St. John couple share sweet passion as chocolatiers

Three words, “crazy about chocolate,” on a www.match.com profile was what ultimately linked Ben Hauser and Jenny Weber as business partners and spouses.

When responding to Miss Weber’s profile, Mr. Hauser had written “I love how much you love chocolate,” indicating his future wife’s chocoholic tendencies.

Cupid handled the rest of this sweet story.

Growing up in a chocolate family as the son of a native Swiss chocolatier, Mr. Hauser made a “someday” goal to become one himself.

“And I grew up baking,” said the now Mrs. Hauser, an alumna of Maryvale Preparatory School, Brooklandville. “I wanted to open a bakery.”

Five years ago, her husband persuaded her instead to establish Glarus Chocolatier, named after the Swiss town where his father was born and relatives still live.

To the day a year after their first date and six months before their nuptials, the couple’s Timonium store opened its door in 2004 and they were official chocolatiers, sporting chef jackets and hair nets.

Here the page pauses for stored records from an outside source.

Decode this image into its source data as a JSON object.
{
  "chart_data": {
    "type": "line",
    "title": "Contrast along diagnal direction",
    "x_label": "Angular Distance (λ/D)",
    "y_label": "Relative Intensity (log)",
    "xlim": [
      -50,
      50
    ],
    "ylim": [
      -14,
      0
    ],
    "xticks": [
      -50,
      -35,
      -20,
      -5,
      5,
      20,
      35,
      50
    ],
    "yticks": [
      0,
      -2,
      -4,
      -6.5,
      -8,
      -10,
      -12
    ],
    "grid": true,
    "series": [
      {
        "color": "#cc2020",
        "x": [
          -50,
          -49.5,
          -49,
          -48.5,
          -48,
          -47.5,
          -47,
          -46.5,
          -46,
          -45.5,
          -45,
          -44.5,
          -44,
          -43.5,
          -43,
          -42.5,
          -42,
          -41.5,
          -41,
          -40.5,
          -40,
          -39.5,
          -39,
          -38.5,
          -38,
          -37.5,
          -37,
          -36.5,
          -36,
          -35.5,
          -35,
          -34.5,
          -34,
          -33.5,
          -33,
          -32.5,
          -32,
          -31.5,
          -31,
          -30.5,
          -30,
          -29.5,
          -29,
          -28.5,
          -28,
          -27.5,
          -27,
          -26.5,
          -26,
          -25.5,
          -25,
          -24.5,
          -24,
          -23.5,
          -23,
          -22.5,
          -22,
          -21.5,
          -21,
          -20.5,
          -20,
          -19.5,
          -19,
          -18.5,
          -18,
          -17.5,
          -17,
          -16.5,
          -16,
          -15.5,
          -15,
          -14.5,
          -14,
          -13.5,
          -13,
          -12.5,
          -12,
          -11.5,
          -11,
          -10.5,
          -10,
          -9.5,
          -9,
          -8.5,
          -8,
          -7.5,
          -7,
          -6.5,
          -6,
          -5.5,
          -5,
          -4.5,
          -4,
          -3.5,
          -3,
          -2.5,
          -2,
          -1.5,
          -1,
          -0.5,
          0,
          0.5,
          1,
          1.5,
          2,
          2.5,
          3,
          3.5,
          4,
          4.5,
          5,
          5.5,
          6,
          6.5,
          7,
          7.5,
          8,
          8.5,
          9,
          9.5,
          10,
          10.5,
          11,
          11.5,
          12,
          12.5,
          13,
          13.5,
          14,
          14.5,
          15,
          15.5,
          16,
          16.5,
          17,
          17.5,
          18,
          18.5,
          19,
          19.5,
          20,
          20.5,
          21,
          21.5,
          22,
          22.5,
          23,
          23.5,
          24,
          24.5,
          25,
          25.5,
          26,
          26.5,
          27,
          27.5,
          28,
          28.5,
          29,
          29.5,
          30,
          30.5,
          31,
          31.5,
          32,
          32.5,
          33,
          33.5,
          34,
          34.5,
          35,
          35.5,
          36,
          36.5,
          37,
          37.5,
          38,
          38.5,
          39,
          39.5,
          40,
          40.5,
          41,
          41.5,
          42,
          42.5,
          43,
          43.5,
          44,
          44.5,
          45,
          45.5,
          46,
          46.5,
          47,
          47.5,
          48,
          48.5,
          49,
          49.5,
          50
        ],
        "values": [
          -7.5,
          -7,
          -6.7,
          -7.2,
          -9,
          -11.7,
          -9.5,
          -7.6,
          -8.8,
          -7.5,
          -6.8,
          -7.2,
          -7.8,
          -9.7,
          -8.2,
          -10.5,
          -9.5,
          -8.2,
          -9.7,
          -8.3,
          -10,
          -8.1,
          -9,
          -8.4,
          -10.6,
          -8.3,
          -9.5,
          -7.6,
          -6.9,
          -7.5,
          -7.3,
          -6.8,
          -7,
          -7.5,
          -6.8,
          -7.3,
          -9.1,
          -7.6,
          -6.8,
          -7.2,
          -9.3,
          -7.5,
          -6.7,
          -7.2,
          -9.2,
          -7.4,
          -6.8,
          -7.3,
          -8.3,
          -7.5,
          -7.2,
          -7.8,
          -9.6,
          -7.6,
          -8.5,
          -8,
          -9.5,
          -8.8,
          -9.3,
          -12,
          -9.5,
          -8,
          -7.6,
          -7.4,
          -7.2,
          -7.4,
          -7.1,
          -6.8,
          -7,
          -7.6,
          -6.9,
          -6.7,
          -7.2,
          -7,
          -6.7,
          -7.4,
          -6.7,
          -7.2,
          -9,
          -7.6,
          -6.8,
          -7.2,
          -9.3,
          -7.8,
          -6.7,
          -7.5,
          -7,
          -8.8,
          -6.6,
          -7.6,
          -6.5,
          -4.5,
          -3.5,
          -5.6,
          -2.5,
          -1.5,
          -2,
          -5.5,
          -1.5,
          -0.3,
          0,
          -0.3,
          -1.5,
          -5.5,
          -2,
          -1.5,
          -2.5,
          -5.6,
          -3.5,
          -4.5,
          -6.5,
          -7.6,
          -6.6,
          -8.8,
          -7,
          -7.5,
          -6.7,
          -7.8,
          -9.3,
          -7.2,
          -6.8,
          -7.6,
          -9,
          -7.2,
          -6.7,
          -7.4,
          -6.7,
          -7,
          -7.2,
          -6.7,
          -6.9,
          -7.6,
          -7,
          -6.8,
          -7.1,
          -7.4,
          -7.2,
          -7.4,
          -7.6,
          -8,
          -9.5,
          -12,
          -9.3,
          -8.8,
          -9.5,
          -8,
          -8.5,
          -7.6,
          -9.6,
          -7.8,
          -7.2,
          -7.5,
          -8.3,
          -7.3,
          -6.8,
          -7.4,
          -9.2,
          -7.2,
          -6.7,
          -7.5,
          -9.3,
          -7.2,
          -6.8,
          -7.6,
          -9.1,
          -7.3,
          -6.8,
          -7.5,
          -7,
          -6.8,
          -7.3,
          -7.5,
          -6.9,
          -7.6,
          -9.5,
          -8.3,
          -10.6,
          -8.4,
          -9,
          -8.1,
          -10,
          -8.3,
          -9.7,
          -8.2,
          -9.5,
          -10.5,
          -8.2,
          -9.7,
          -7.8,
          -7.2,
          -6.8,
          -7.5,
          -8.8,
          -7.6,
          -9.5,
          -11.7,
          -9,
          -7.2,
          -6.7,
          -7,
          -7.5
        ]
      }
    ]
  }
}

Now Jenny Hauser has access to all the chocolate she wants – after she makes it, of course.

Behind the retail front of Glarus (with a second store in Baltimore) is a machine-less production area where the couple’s 15-hour, seven-day operation has them combining cocoa, cocoa butter, sugar, soy lecithin and vanilla that forms into quality traditional Swiss chocolate, using cocoa beans from Venezuela and Ecuador and processed in Switzerland.

“Everything we make you’d find in Switzerland,” said Mrs. Hauser, 31, of their “back to basics” approach, producing chocolates without the use of preservatives, high fructose corn syrup or artificial ingredients.

Truffles, assorted chocolates, barks, dipped fruits, chocolate bars and sauce, and chocolate-covered items (like espresso beans) decorate the glass cases of Glarus and are carefully tucked into simple brown packaging when products are mailed through online ordering.

Chocolate making is not something everyone can do, said the parishioners of St. John the Evangelist, Hydes.

“It involves a lot of chemistry,” said Mr. Hauser, 36, who brings the candy-making experience to the Glarus table after years spent “doing everything” in his father’s chocolate factory in Westerly, R.I., which “is truly Willie Wonka,” added his petite wife.

Chocolate is all about freshness, said the Loyola College in Maryland graduates who are expecting their first child in June. As bakery items are expected to go stale within a few days after purchase, so can chocolate. Glarus advises customers to consume their products 7-10 days after purchase.

“You shouldn’t be able to buy chocolate from a department store,” said Mrs. Hauser, to which her husband added, “If chocolate is sitting there for months at a time – something’s not right.”